For (–2, 9) and (1, –9):
Slope = (–9 - 9) / (1 - (-2))
Slope = (-18) / 3
Slope = -6
For (–2, 5) and (2, –11):
Slope = (–11 - 5) / (2 - (-2))
Slope = (-16) / 4
Slope = -4
For (–2, –15) and (4, 21):
Slope = (21 - (-15)) / (4 - (-2))
Slope = 36 / 6
Slope = 6
For (–2, 13) and (1, –11):
Slope = (–11 - 13) / (1 - (-2))
Slope = (-24) / 3
Slope = -8
Therefore, the pair (–2, 9) and (1, –9) has a positive slope.
4. To determine which equation the ordered pairs (2, -21) and (5, -45) are solutions to, we substitute the x and y values of each pair into each equation and check if the equation holds true.
For y = –8x – 5:
-21 = -8(2) - 5
-21 = -16 - 5
-21 = -21
For y = –8x + 5:
-45 = -8(5) + 5
-45 = -40 + 5
-45 = -45
For y = 8x – 5:
-21 = 8(2) - 5
-21 = 16 - 5
-21 = -21
For y = 8x + 5:
-45 = 8(5) + 5
-45 = 40 + 5
-45 = -45
Therefore, the ordered pairs (2, -21) and (5, -45) are solutions to the equation y = –8x + 5.
5. To find the rule that describes the translation of a point from (–5, 4) to (–1, 2), we need to determine the change in x and y values between the two points.
Change in x = -1 - (-5) = -1 + 5 = 4
Change in y = 2 - 4 = -2
Therefore, the rule that describes the translation is (x, y) -> (x + 4, y - 2).
6. To find the coordinates of the vertices J', K', and L' after translating ΔJKL right 5 units and up 4 units, we simply add 5 to the x-coordinate and 4 to the y-coordinate of each vertex.
For J(10, 5):
J'(10 + 5, 5 + 4) = J'(15, 9)
For K(2, 8):
K'(2 + 5, 8 + 4) = K'(7, 12)
For L(4, 9):
L'(4 + 5, 9 + 4) = L'(9, 13)
Therefore, the coordinates of J', K', and L' are (15, 9), (7, 12), and (9, 13).

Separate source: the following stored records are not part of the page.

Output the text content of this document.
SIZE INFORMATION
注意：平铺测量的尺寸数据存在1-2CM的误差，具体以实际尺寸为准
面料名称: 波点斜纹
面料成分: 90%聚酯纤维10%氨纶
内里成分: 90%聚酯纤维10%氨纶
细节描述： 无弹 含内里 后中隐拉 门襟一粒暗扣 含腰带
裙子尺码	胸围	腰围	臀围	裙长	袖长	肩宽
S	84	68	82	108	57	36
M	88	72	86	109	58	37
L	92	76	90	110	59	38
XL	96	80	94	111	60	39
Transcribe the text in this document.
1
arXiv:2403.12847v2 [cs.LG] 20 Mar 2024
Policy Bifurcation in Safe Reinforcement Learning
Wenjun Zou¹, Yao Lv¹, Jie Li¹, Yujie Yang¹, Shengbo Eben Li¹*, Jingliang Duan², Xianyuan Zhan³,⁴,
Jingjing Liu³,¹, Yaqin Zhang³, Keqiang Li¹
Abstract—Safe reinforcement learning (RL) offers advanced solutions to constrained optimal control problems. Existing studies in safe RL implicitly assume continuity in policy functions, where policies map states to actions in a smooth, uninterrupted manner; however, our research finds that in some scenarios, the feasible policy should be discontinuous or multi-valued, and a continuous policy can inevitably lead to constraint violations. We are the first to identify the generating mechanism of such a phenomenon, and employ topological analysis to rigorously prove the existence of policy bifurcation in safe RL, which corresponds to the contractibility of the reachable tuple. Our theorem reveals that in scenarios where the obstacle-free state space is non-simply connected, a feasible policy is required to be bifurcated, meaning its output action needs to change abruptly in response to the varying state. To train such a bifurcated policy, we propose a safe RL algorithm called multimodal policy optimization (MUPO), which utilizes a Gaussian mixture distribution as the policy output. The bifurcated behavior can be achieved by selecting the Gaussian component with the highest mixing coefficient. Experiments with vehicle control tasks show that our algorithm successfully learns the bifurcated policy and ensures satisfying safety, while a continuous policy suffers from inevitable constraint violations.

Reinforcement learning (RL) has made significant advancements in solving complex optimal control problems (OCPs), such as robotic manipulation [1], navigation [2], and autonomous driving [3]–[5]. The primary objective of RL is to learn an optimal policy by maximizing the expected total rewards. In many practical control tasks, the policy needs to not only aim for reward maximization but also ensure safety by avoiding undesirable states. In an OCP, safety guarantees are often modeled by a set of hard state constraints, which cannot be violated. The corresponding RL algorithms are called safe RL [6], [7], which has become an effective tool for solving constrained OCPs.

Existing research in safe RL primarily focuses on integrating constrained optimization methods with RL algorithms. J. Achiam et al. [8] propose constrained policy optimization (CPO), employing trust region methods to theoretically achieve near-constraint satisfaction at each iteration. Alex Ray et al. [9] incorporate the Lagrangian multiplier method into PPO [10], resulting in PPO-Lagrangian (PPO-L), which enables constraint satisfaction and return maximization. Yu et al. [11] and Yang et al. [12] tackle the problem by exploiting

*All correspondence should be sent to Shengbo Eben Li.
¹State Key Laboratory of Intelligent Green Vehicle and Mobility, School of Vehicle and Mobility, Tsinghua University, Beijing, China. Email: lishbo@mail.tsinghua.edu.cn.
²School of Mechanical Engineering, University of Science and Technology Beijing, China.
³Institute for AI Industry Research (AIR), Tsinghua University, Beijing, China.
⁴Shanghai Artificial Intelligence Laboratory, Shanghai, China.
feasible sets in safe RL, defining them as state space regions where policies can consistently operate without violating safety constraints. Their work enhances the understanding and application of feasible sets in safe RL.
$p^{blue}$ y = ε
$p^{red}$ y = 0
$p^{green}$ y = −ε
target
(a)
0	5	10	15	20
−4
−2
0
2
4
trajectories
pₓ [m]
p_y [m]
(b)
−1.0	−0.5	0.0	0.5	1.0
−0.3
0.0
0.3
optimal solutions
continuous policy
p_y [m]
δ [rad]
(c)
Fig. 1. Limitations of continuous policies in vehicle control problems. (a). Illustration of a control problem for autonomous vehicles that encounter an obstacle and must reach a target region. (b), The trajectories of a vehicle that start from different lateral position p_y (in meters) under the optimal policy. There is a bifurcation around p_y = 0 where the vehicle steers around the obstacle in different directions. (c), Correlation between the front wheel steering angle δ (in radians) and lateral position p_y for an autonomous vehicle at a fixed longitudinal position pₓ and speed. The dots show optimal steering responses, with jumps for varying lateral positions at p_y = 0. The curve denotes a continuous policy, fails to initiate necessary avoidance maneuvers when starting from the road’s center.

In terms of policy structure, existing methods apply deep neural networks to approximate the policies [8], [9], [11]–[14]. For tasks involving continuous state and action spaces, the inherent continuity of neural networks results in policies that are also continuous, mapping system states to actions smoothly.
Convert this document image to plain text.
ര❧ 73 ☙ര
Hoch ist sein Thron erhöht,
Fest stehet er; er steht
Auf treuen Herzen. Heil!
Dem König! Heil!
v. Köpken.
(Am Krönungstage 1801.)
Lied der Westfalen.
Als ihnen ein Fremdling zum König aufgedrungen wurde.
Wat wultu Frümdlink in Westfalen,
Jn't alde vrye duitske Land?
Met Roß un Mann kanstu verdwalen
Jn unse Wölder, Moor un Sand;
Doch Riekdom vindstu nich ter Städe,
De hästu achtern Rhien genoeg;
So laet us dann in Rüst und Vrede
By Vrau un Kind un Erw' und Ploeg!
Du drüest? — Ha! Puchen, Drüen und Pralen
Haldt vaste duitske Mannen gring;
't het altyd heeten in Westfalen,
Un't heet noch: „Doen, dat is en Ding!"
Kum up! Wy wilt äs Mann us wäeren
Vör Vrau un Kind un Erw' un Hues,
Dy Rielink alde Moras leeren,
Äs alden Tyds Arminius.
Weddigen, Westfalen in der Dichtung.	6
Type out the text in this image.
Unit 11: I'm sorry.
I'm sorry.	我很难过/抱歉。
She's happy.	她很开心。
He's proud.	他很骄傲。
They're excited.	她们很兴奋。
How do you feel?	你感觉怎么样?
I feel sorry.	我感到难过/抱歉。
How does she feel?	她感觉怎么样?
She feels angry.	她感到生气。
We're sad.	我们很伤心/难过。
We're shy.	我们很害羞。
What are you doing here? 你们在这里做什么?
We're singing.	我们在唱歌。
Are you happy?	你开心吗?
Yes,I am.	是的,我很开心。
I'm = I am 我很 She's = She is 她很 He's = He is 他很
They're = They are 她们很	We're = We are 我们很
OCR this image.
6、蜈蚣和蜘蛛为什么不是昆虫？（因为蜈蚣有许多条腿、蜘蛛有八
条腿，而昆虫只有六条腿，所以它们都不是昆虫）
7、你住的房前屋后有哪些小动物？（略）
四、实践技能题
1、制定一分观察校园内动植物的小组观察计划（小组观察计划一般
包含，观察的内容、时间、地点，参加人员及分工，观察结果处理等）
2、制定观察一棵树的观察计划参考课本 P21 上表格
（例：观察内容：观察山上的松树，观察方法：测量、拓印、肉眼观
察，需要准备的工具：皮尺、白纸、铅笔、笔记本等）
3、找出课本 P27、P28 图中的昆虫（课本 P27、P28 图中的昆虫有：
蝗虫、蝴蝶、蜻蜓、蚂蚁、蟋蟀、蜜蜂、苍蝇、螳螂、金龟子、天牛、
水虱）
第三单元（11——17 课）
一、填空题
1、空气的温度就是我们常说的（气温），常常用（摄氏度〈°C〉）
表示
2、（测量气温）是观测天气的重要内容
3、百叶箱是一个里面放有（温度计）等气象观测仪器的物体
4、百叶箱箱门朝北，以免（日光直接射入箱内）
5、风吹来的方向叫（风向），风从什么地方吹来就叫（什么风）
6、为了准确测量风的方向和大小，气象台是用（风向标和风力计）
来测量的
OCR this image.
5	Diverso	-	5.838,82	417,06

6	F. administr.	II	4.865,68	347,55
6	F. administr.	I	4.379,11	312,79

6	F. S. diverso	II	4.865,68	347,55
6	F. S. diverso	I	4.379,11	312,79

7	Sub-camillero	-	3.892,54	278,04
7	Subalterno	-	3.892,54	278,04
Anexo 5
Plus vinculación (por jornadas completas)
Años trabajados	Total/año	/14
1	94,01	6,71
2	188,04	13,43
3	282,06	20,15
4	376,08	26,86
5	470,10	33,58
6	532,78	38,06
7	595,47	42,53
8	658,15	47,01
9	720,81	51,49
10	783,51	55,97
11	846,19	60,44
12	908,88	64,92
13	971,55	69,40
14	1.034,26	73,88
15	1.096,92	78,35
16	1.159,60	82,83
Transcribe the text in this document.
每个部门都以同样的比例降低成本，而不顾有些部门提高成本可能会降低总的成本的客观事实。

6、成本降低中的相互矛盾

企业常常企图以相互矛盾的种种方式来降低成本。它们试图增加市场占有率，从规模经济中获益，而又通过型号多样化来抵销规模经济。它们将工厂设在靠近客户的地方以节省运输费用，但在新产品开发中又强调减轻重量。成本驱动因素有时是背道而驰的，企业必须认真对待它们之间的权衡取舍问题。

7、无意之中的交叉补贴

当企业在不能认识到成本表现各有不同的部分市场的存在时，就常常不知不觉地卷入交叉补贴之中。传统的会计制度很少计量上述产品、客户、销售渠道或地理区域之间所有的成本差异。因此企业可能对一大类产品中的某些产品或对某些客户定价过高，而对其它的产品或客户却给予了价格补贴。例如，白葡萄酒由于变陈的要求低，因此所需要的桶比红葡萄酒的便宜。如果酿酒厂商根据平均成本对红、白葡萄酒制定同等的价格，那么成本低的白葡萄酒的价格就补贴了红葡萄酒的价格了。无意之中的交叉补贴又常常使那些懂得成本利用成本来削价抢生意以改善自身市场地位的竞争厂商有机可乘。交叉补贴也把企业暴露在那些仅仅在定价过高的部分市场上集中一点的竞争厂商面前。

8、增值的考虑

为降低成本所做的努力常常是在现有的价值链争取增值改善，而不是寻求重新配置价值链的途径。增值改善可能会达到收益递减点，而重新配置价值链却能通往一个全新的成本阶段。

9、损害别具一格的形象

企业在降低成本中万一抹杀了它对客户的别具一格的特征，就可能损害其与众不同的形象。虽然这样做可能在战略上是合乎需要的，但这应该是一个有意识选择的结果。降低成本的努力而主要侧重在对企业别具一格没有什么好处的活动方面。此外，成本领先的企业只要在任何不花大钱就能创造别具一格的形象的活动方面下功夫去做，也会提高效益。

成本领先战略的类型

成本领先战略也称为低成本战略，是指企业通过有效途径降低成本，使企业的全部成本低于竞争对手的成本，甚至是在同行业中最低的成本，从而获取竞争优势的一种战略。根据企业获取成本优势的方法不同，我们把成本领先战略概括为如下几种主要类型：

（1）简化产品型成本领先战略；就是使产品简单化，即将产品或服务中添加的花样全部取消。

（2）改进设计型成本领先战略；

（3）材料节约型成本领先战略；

7. When a point M(x, y) is reflected over the x-axis, the y-value changes sign while the x-value remains the same. In arrow notation, the reflection of (x, y) over the x-axis is denoted as (x, -y).
Therefore, the original point and its reflection are described by (x, y) and (x, -y) respectively.